Andrew Hall, a trader at a Citigroup unit, is contractually entitled to a 2009 pay package that could be worth $100 million. Prior Citigroup management signed the agreement that compels the bank to pay Hall so much, Pandit said.

Hall's massive pay package is a serious challenge for Kenneth Feinberg, the man U.S. President Barack Obama appointed to review executive pay at banks that accepted government bailouts. If the pay czar is seen as soft on Hall's pay, the public outcry could be strong. Hall's potential $100 million payday is equal to about 2,000 times median household income in the United States in 2008.

But it is not clear if Feinberg has authority to limit Hall's pay, given that the trader's contract was put in place well before February 11, 2009, the cut-off date for the pay czar's authority over compensation agreements.

Hall works at Citigroup energy trading unit Phibro, a business that Pandit said he is working to turn into an asset manager that invests money from outside investors, instead of a unit that trades Citigroup's money.

Citigroup has received more government support than other major U.S. banks after suffering big losses from bad assets linked to consumer debt. It has collected more than $45 billion of government capital in two separate transactions last year.

A third deal that closed this month converted about $25 billion of that capital into common stock, with the rest being turned into securities known as trust preferred shares. That transaction stabilized a measure of the bank's capital strength.

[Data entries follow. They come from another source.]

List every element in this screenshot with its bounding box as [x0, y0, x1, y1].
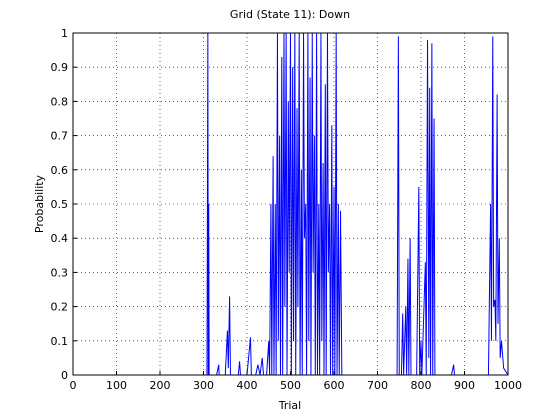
x-tick-label: 300: [193, 379, 214, 392]
y-tick-label: 1: [61, 27, 68, 40]
y-tick-label: 0.9: [51, 61, 69, 74]
x-tick-label: 1000: [494, 379, 522, 392]
y-tick-label: 0.2: [51, 301, 69, 314]
x-tick-label: 700: [367, 379, 388, 392]
x-tick-label: 400: [237, 379, 258, 392]
y-axis-label: Probability: [33, 174, 46, 233]
x-tick-label: 200: [150, 379, 171, 392]
y-tick-label: 0.5: [51, 198, 69, 211]
y-tick-label: 0.4: [51, 232, 69, 245]
x-tick-label: 100: [106, 379, 127, 392]
x-tick-label: 800: [411, 379, 432, 392]
x-tick-label: 600: [324, 379, 345, 392]
y-tick-label: 0.3: [51, 266, 69, 279]
y-tick-label: 0: [61, 369, 68, 382]
x-axis-label: Trial: [278, 399, 301, 412]
plot-frame: [72, 32, 509, 376]
y-tick-label: 0.8: [51, 95, 69, 108]
chart-title: Grid (State 11): Down: [230, 8, 350, 21]
y-tick-label: 0.1: [51, 335, 69, 348]
y-tick-label: 0.7: [51, 130, 69, 143]
x-tick-label: 0: [70, 379, 77, 392]
y-tick-label: 0.6: [51, 164, 69, 177]
x-tick-label: 500: [280, 379, 301, 392]
x-tick-label: 900: [454, 379, 475, 392]
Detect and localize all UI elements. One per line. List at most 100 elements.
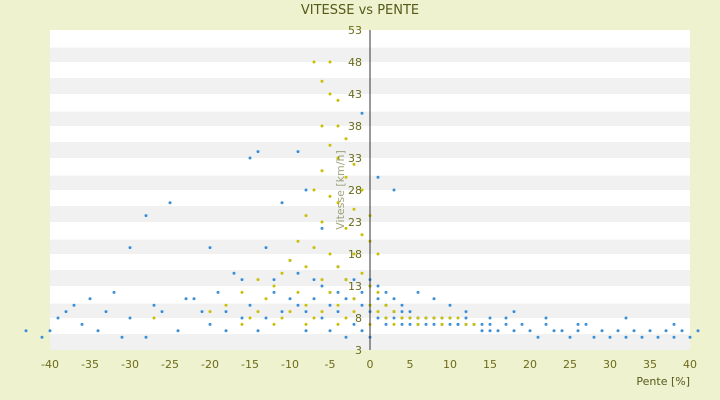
data-point bbox=[320, 226, 324, 230]
data-point bbox=[360, 111, 364, 115]
data-point bbox=[248, 303, 252, 307]
data-point bbox=[280, 201, 284, 205]
data-point bbox=[688, 335, 692, 339]
data-point bbox=[448, 322, 452, 326]
data-point bbox=[384, 322, 388, 326]
y-tick-label: 53 bbox=[348, 24, 362, 37]
data-point bbox=[336, 98, 340, 102]
data-point bbox=[360, 329, 364, 333]
data-point bbox=[512, 329, 516, 333]
data-point bbox=[104, 310, 108, 314]
data-point bbox=[296, 239, 300, 243]
data-point bbox=[296, 290, 300, 294]
x-tick-label: -25 bbox=[161, 358, 179, 371]
data-point bbox=[192, 297, 196, 301]
data-point bbox=[256, 150, 260, 154]
data-point bbox=[624, 335, 628, 339]
data-point bbox=[360, 271, 364, 275]
data-point bbox=[400, 322, 404, 326]
data-point bbox=[520, 322, 524, 326]
data-point bbox=[408, 322, 412, 326]
data-point bbox=[384, 316, 388, 320]
data-point bbox=[200, 310, 204, 314]
data-point bbox=[320, 220, 324, 224]
data-point bbox=[88, 297, 92, 301]
data-point bbox=[288, 297, 292, 301]
data-point bbox=[472, 322, 476, 326]
data-point bbox=[376, 252, 380, 256]
axes: -40 -35 -30 -25 -20 -15 -10 -5 0 5 10 15 20 25 30 35 40 3… bbox=[41, 24, 697, 371]
y-axis-label: Vitesse [km/h] bbox=[334, 150, 347, 230]
data-point bbox=[432, 322, 436, 326]
data-point bbox=[400, 310, 404, 314]
x-tick-label: 5 bbox=[407, 358, 414, 371]
data-point bbox=[296, 150, 300, 154]
data-point bbox=[360, 188, 364, 192]
data-point bbox=[392, 322, 396, 326]
data-point bbox=[240, 278, 244, 282]
data-point bbox=[256, 329, 260, 333]
data-point bbox=[160, 310, 164, 314]
data-point bbox=[528, 329, 532, 333]
data-point bbox=[112, 290, 116, 294]
data-point bbox=[536, 335, 540, 339]
data-point bbox=[584, 322, 588, 326]
data-point bbox=[328, 194, 332, 198]
data-point bbox=[328, 329, 332, 333]
data-point bbox=[424, 316, 428, 320]
y-tick-label: 18 bbox=[348, 248, 362, 261]
data-point bbox=[304, 303, 308, 307]
data-point bbox=[320, 169, 324, 173]
data-point bbox=[640, 335, 644, 339]
data-point bbox=[296, 303, 300, 307]
data-point bbox=[224, 329, 228, 333]
data-point bbox=[592, 335, 596, 339]
data-point bbox=[272, 278, 276, 282]
x-tick-label: 20 bbox=[523, 358, 537, 371]
data-point bbox=[344, 175, 348, 179]
data-point bbox=[152, 316, 156, 320]
data-point bbox=[312, 278, 316, 282]
chart-title: VITESSE vs PENTE bbox=[301, 3, 419, 18]
data-point bbox=[320, 278, 324, 282]
data-point bbox=[480, 322, 484, 326]
data-point bbox=[400, 316, 404, 320]
data-point bbox=[680, 329, 684, 333]
data-point bbox=[208, 246, 212, 250]
data-point bbox=[272, 322, 276, 326]
y-tick-label: 48 bbox=[348, 56, 362, 69]
data-point bbox=[696, 329, 700, 333]
data-point bbox=[416, 322, 420, 326]
data-point bbox=[336, 156, 340, 160]
data-point bbox=[328, 92, 332, 96]
data-point bbox=[544, 316, 548, 320]
data-point bbox=[336, 265, 340, 269]
data-point bbox=[376, 310, 380, 314]
data-point bbox=[344, 316, 348, 320]
y-tick-label: 3 bbox=[355, 344, 362, 357]
data-point bbox=[672, 335, 676, 339]
data-point bbox=[328, 143, 332, 147]
data-point bbox=[336, 201, 340, 205]
data-point bbox=[320, 79, 324, 83]
data-point bbox=[424, 322, 428, 326]
data-point bbox=[344, 335, 348, 339]
data-point bbox=[344, 297, 348, 301]
x-tick-label: -40 bbox=[41, 358, 59, 371]
data-point bbox=[152, 303, 156, 307]
data-point bbox=[432, 316, 436, 320]
data-point bbox=[664, 329, 668, 333]
data-point bbox=[360, 303, 364, 307]
data-point bbox=[336, 310, 340, 314]
data-point bbox=[248, 156, 252, 160]
x-tick-label: 25 bbox=[563, 358, 577, 371]
x-tick-label: 30 bbox=[603, 358, 617, 371]
data-point bbox=[304, 322, 308, 326]
data-point bbox=[440, 316, 444, 320]
data-point bbox=[72, 303, 76, 307]
data-point bbox=[120, 335, 124, 339]
data-point bbox=[320, 316, 324, 320]
data-point bbox=[312, 246, 316, 250]
data-point bbox=[352, 322, 356, 326]
data-point bbox=[448, 316, 452, 320]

But the bank is still offering hefty multi-million dollar guaranteed bonuses to some new employees, sources told Reuters earlier this year.

DISAPPEARING NOISE?

The government now owns about 34 percent of Citigroup, but according to Pandit, is not involved in the bank's daily affairs. News reports have said that some regulators have pushed for Pandit's ouster, but the CEO said on Thursday that as long as the company still executes on its strategy, all the noise will disappear.

Citigroup, like other major banks, submitted information on its top employees' pay packages to Kenneth Feinberg over the summer. Feinberg is reviewing those contracts now.

Citigroup has suffered during the credit crisis, but some investors are increasingly optimistic about its outlook. The assets widely perceived as being likely to suffer next, such as commercial real estate loans, are not a large part of the bank's balance sheet.

Pandit noted that the bank's shares trade at about their tangible book value, or accounting value, while most banks' shares trade above their book value. On that basis, We feel there's some upside to the bank's shares, Pandit added.